- Born: 1880 Eccles, Manchester
- Died: 1941 (aged 60–61) Singapore
- Education: Bedford Modern School

= W. A. B. Goodall =

William Arthur Bates Goodall (1880–1941) was a British soldier and engineer who achieved a period of popular renown as a voluntary castaway on the island of Pulau Serimbun in the Johore Straits west of Singapore during the 1930s. The island, only two acres in area, had been uninhabited for many years and was considered to be haunted. Goodall came to be regarded as a local Robinson Crusoe in Singapore, however when his story spread through the international press he became known as 'the ruler of the world's tiniest kingdom'.

== Early life ==
William Arthur Bates Goodall was born in Eccles, Greater Manchester in 1880 and was brought up there and in Bedford where he attended Bedford Modern School. At the age of 16 he enlisted as a private in the First Battalion, the Manchester Regiment, and fought in the Second Boer War for which he was awarded the King's South Africa Medal and the Queen's South Africa Medal with 5 clasps. Goodall was present at the Defence of Ladysmith and later recalled that when the siege was finally broken by the British under Sir Redvers Buller, he 'sat down and wept for joy' when he was offered a cigarette by one of the relieving soldiers.

== Civilian life ==
The Regiment was drafted to Singapore in 1903 at which point Goodall, who didn't like the prospect of 'soldiering in the East', embarked on a civilian career. He spent some time in Sumatra and tried his hand at tin mining and tea planting. He secured a position with the Singapore Municipal Commissioners in the Water Department and was engaged on the construction of the Pierce, Gunong Pulai and Pontian reservoirs. He was also credited with the discovery of the Sembawang Hot Springs.

== Pulau Serimbun ==
Goodall had been visiting Pulau Serimbun since the 1920s and had spent increasing amounts of his spare time there. When the contracts on the Singapore Reservoirs ended in 1932, he decided to live there permanently. He described the attractions of life as a castaway:

'Being a Robinson Crusoe is a delightfully peaceful existence for those who are not wedded to the pictures, the club, the hotel bar or a bevy of friends and acquaintances and for those who love nature'.

He lived alone on Pulau Serimbun until 1935 before succumbing to loneliness and the rigours of maintaining the island. He engaged a Chinese employee to help him in practical and clerical matters and he was followed by other helpers, a Javanese and another Chinese. His story was given an added dimension by a Fleet Street journalist, H. Harvey-Day, who provided a few embellishments:

'Should you happen to sail past Pulau Serimbun at sunset-a most unlikely occurrence, as it is off the beaten track-the musical notes of a Boer bugle will float over the waves, and the Union Jack together with a mysterious ensign being a white horse impressed on dark azure background, will flutter slowly to the ground. Perhaps you will have the good fortune to observe Mr W.A.B. Goodall erectly saluting during this evening rite, for the island is his private kingdom...There he hopes to live peacefully to the end, ruling his four subjects, who are also his friends-a Chinese educated at Cambridge, two Chinese servants and a Malay boatman'.

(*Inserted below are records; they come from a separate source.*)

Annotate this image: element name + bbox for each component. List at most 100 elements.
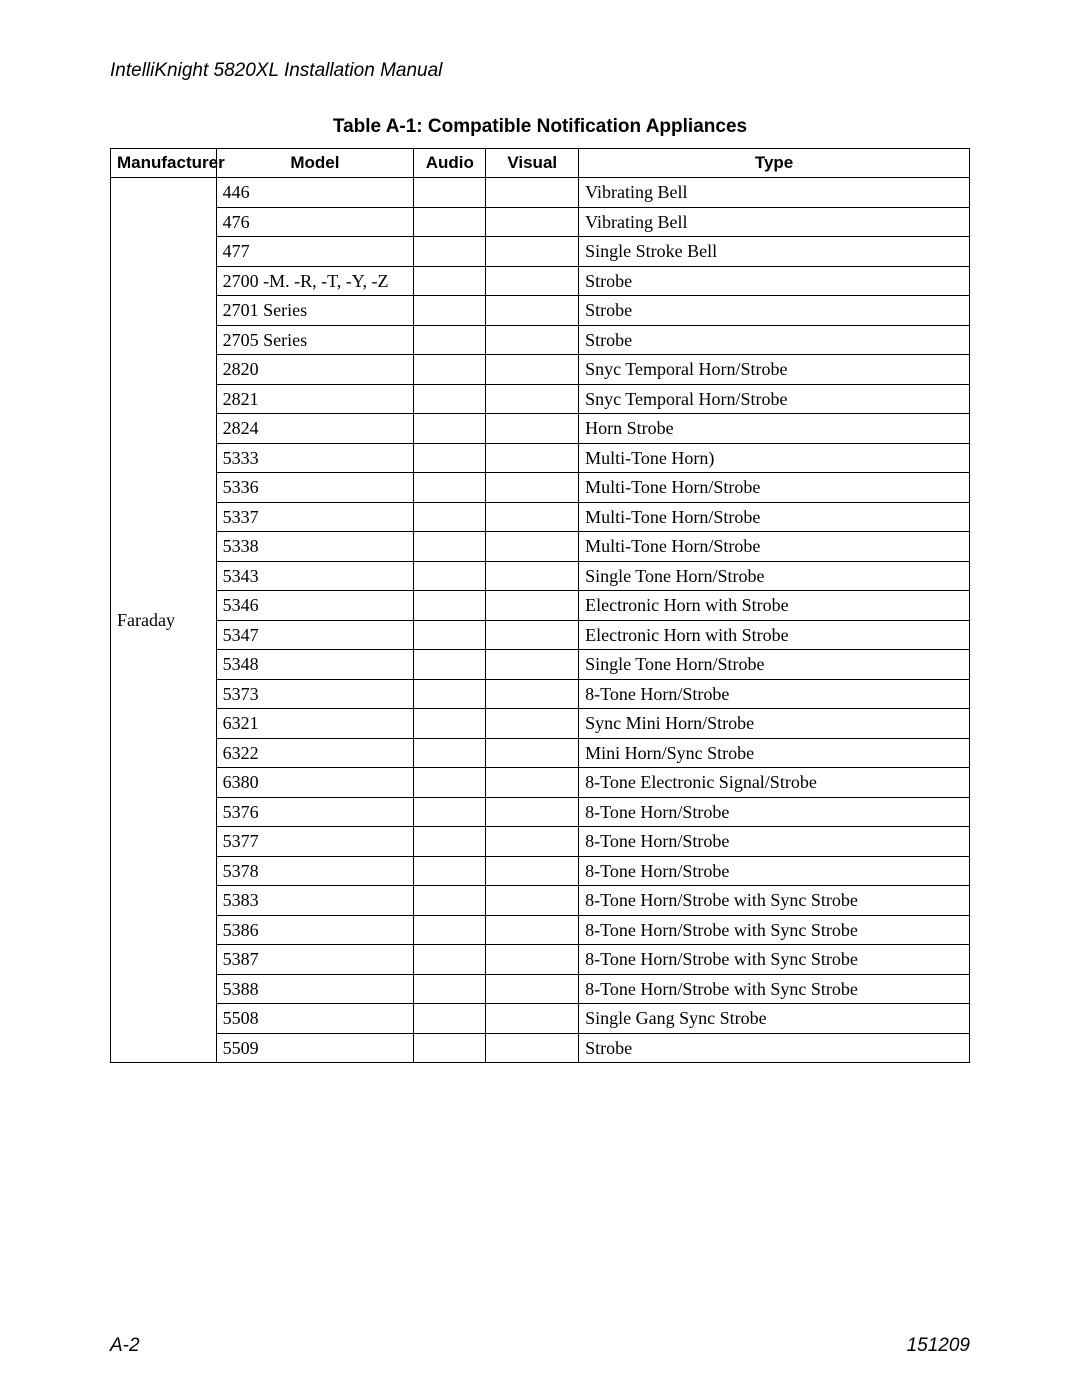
cell-model: 5338 [216,532,414,562]
cell-type: Multi-Tone Horn/Strobe [579,473,970,503]
table-row: 5336 Multi-Tone Horn/Strobe [111,473,970,503]
cell-model: 2824 [216,414,414,444]
table-row: 5333Multi-Tone Horn) [111,443,970,473]
cell-audio [414,473,486,503]
cell-audio [414,1004,486,1034]
cell-audio [414,296,486,326]
cell-model: 5383 [216,886,414,916]
col-header-audio: Audio [414,149,486,178]
cell-audio [414,414,486,444]
cell-model: 2701 Series [216,296,414,326]
cell-model: 2705 Series [216,325,414,355]
cell-model: 5373 [216,679,414,709]
cell-type: Single Gang Sync Strobe [579,1004,970,1034]
cell-model: 5509 [216,1033,414,1063]
cell-visual [486,207,579,237]
cell-visual [486,915,579,945]
table-row: 2700 -M. -R, -T, -Y, -ZStrobe [111,266,970,296]
cell-audio [414,384,486,414]
cell-type: Mini Horn/Sync Strobe [579,738,970,768]
cell-visual [486,1004,579,1034]
cell-model: 5333 [216,443,414,473]
cell-audio [414,709,486,739]
cell-audio [414,325,486,355]
table-row: 2701 SeriesStrobe [111,296,970,326]
col-header-visual: Visual [486,149,579,178]
table-row: 5338 Multi-Tone Horn/Strobe [111,532,970,562]
cell-visual [486,414,579,444]
cell-model: 477 [216,237,414,267]
cell-visual [486,679,579,709]
table-row: 2821Snyc Temporal Horn/Strobe [111,384,970,414]
cell-visual [486,945,579,975]
table-row: 6321Sync Mini Horn/Strobe [111,709,970,739]
cell-visual [486,473,579,503]
table-title: Table A-1: Compatible Notification Appli… [110,116,970,138]
table-row: Faraday446Vibrating Bell [111,178,970,208]
cell-audio [414,591,486,621]
cell-model: 5387 [216,945,414,975]
cell-visual [486,532,579,562]
table-row: 5348Single Tone Horn/Strobe [111,650,970,680]
table-row: 476Vibrating Bell [111,207,970,237]
cell-model: 5378 [216,856,414,886]
cell-type: 8-Tone Horn/Strobe with Sync Strobe [579,974,970,1004]
document-page: IntelliKnight 5820XL Installation Manual… [0,0,1080,1397]
cell-visual [486,266,579,296]
cell-type: Electronic Horn with Strobe [579,591,970,621]
cell-type: Multi-Tone Horn/Strobe [579,532,970,562]
cell-visual [486,237,579,267]
cell-visual [486,886,579,916]
cell-model: 2820 [216,355,414,385]
table-row: 2824Horn Strobe [111,414,970,444]
cell-audio [414,974,486,1004]
cell-model: 5343 [216,561,414,591]
cell-manufacturer: Faraday [111,178,217,1063]
cell-type: 8-Tone Horn/Strobe [579,797,970,827]
col-header-model: Model [216,149,414,178]
cell-model: 446 [216,178,414,208]
cell-visual [486,443,579,473]
cell-audio [414,502,486,532]
cell-type: Single Tone Horn/Strobe [579,650,970,680]
cell-model: 5376 [216,797,414,827]
cell-model: 5346 [216,591,414,621]
cell-audio [414,1033,486,1063]
cell-audio [414,178,486,208]
cell-type: Snyc Temporal Horn/Strobe [579,384,970,414]
cell-audio [414,266,486,296]
table-row: 2820Snyc Temporal Horn/Strobe [111,355,970,385]
cell-type: 8-Tone Horn/Strobe with Sync Strobe [579,945,970,975]
table-row: 477Single Stroke Bell [111,237,970,267]
cell-visual [486,709,579,739]
cell-model: 5337 [216,502,414,532]
cell-visual [486,384,579,414]
cell-type: Electronic Horn with Strobe [579,620,970,650]
cell-type: Sync Mini Horn/Strobe [579,709,970,739]
table-row: 5376 8-Tone Horn/Strobe [111,797,970,827]
cell-type: 8-Tone Horn/Strobe with Sync Strobe [579,915,970,945]
cell-visual [486,797,579,827]
cell-type: 8-Tone Electronic Signal/Strobe [579,768,970,798]
cell-visual [486,355,579,385]
table-row: 63808-Tone Electronic Signal/Strobe [111,768,970,798]
table-row: 5509Strobe [111,1033,970,1063]
cell-visual [486,974,579,1004]
cell-audio [414,237,486,267]
cell-model: 5336 [216,473,414,503]
table-row: 5346 Electronic Horn with Strobe [111,591,970,621]
table-row: 53778-Tone Horn/Strobe [111,827,970,857]
cell-audio [414,620,486,650]
cell-visual [486,856,579,886]
cell-model: 5388 [216,974,414,1004]
cell-audio [414,768,486,798]
cell-audio [414,945,486,975]
appliances-table: Manufacturer Model Audio Visual Type Far… [110,148,970,1063]
cell-type: Single Tone Horn/Strobe [579,561,970,591]
cell-type: 8-Tone Horn/Strobe [579,856,970,886]
cell-audio [414,650,486,680]
cell-type: Strobe [579,266,970,296]
cell-visual [486,1033,579,1063]
table-row: 5347Electronic Horn with Strobe [111,620,970,650]
cell-type: Vibrating Bell [579,207,970,237]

The story appeared in the London Evening News and was picked up by other newspapers across the globe, leading to a spate of letters to Goodall from New Zealand, Germany, Britain and the United States.

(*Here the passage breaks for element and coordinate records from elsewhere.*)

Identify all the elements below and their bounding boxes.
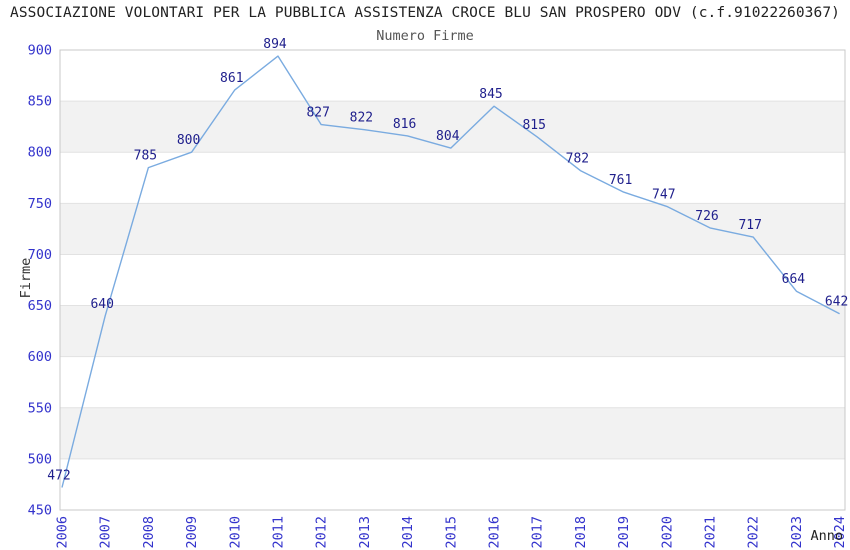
x-tick-label: 2023 <box>789 516 805 549</box>
data-point-label: 761 <box>609 173 632 188</box>
band-row <box>60 407 845 459</box>
x-tick-label: 2008 <box>141 516 157 549</box>
y-tick-label: 900 <box>28 43 52 59</box>
x-tick-label: 2022 <box>746 516 762 549</box>
x-tick-label: 2018 <box>573 516 589 549</box>
data-point-label: 785 <box>134 149 157 164</box>
y-tick-label: 850 <box>28 94 52 110</box>
x-tick-label: 2009 <box>184 516 200 549</box>
x-tick-label: 2017 <box>530 516 546 549</box>
chart-subtitle: Numero Firme <box>376 28 474 44</box>
x-axis-title: Anno <box>810 528 843 544</box>
y-tick-label: 500 <box>28 451 52 467</box>
x-tick-label: 2024 <box>832 516 848 549</box>
data-point-label: 804 <box>436 129 460 144</box>
data-point-label: 816 <box>393 117 416 132</box>
data-point-label: 845 <box>479 87 502 102</box>
series-line <box>61 55 840 488</box>
data-point-label: 861 <box>220 71 243 86</box>
data-point-label: 822 <box>350 111 373 126</box>
data-point-label: 800 <box>177 133 200 148</box>
data-point-label: 717 <box>738 218 761 233</box>
x-tick-label: 2015 <box>443 516 459 549</box>
band-row <box>60 101 845 153</box>
x-tick-label: 2016 <box>487 516 503 549</box>
data-point-label: 815 <box>522 118 545 133</box>
x-tick-label: 2014 <box>400 516 416 549</box>
x-tick-label: 2021 <box>703 516 719 549</box>
data-point-label: 782 <box>566 152 589 167</box>
data-point-label: 664 <box>782 272 806 287</box>
y-tick-label: 550 <box>28 400 52 416</box>
data-point-label: 472 <box>47 469 70 484</box>
y-tick-label: 600 <box>28 349 52 365</box>
x-tick-label: 2012 <box>314 516 330 549</box>
y-tick-label: 650 <box>28 298 52 314</box>
band-row <box>60 203 845 255</box>
y-tick-label: 450 <box>28 503 52 519</box>
x-tick-label: 2006 <box>55 516 71 549</box>
data-point-label: 642 <box>825 295 848 310</box>
x-tick-label: 2011 <box>271 516 287 549</box>
data-point-label: 640 <box>90 297 113 312</box>
y-tick-label: 750 <box>28 196 52 212</box>
band-row <box>60 305 845 357</box>
data-point-label: 827 <box>306 106 329 121</box>
chart-title: ASSOCIAZIONE VOLONTARI PER LA PUBBLICA A… <box>10 5 840 21</box>
data-point-label: 726 <box>695 209 718 224</box>
x-tick-label: 2019 <box>616 516 632 549</box>
x-tick-label: 2010 <box>227 516 243 549</box>
data-point-label: 747 <box>652 187 675 202</box>
y-tick-label: 700 <box>28 247 52 263</box>
data-point-label: 894 <box>263 37 287 52</box>
x-tick-label: 2013 <box>357 516 373 549</box>
y-tick-label: 800 <box>28 145 52 161</box>
plot-border <box>59 49 846 511</box>
x-tick-label: 2020 <box>659 516 675 549</box>
x-tick-label: 2007 <box>98 516 114 549</box>
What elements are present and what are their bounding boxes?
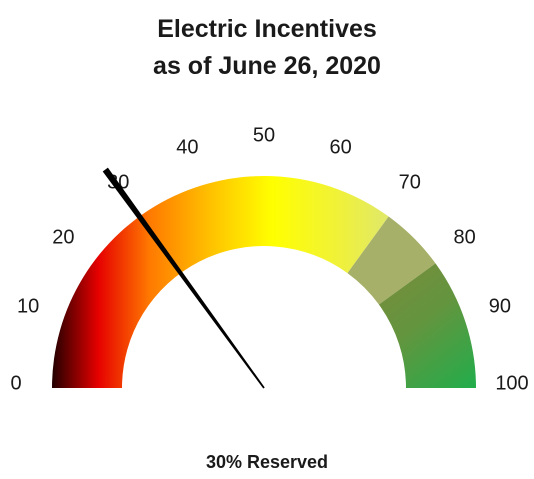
tick-label: 40 <box>176 136 198 158</box>
gauge-value-caption: 30% Reserved <box>205 452 329 472</box>
gauge-needle <box>102 167 265 389</box>
gauge-bands <box>52 176 476 388</box>
gauge-band-warm <box>52 176 389 388</box>
tick-label: 20 <box>52 227 74 249</box>
chart-title-line-2: as of June 26, 2020 <box>153 52 381 80</box>
tick-label: 80 <box>454 227 476 249</box>
tick-label: 100 <box>495 372 528 394</box>
tick-label: 60 <box>330 136 352 158</box>
tick-label: 10 <box>17 296 39 318</box>
tick-label: 0 <box>10 372 21 394</box>
chart-title-line-1: Electric Incentives <box>157 15 377 43</box>
gauge-band-light-green <box>347 216 436 305</box>
gauge-band-green <box>378 263 476 388</box>
tick-label: 70 <box>399 172 421 194</box>
tick-label: 50 <box>253 124 275 146</box>
gauge-needle-group <box>102 167 265 389</box>
tick-label: 90 <box>489 296 511 318</box>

'Talking of correspondence reminds me of some very interesting letters which began to arrive in August last, addressed to Coral island in seas west of Singapore. These letters were of a direct consequence of a long and very inaccurate account of my life on the island which appeared without my knowledge in the Evening News, London. Some of my correspondents seemed to think we lived behind a stockade and spent our time beating off the attacks of savages. They exhorted me 'to keep the flag flying' and so on'.

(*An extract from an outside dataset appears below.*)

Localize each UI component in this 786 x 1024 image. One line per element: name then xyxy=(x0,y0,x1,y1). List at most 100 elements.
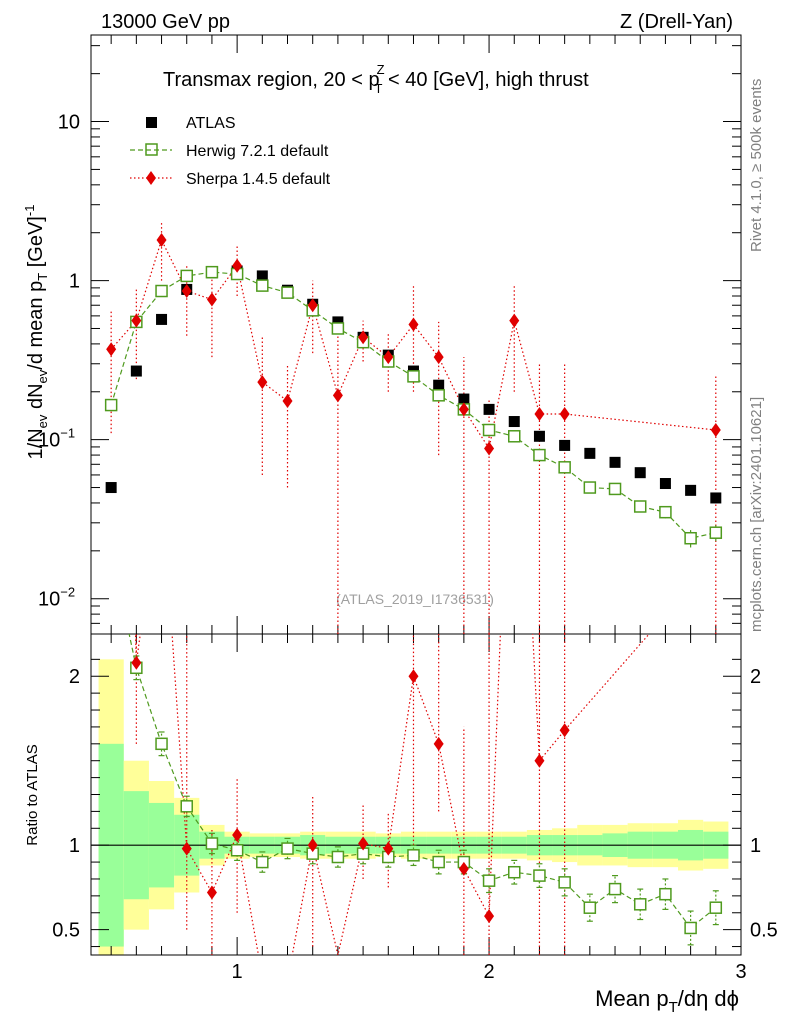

Goodall, whilst seemingly not averse to the attention, was dismayed by some of the inaccuracies. He did, however, seem to accept a measure of jurisdiction: 'I've been dubbed the laird of Serimbun by the press, and as I'm the only authority on the island, with a staff of two Chinese and one Javanese, I suppose the title is a good one'.

== Goodall and Singapore ==
Despite his geographical isolation William Goodall seems to have played a full part in the social life of Singapore. He corresponded regularly with Straits Times in matters relating to the natural history of Serimbun. He once picked up a Kapal Hantu, a Malayan 'Ghost Ship', which he donated to the Raffles Museum. The Manchester Regiment continued to be stationed at Singapore and Goodall was always a prominent figure in the annual commemorations of Ladysmith. He appears to have been an excellent raconteur and he travelled to Singapore to give Radio talks, for example about his life on the island, 'An Amateur Robinson Crusoe', and once gave a broadcast of his reminiscences about the attack of SMS Emden during the Battle of Penang at which he had been an eye-witness.

William Arthur Bates Goodall died at the Johore Bahru Hospital in 1941 aged 61.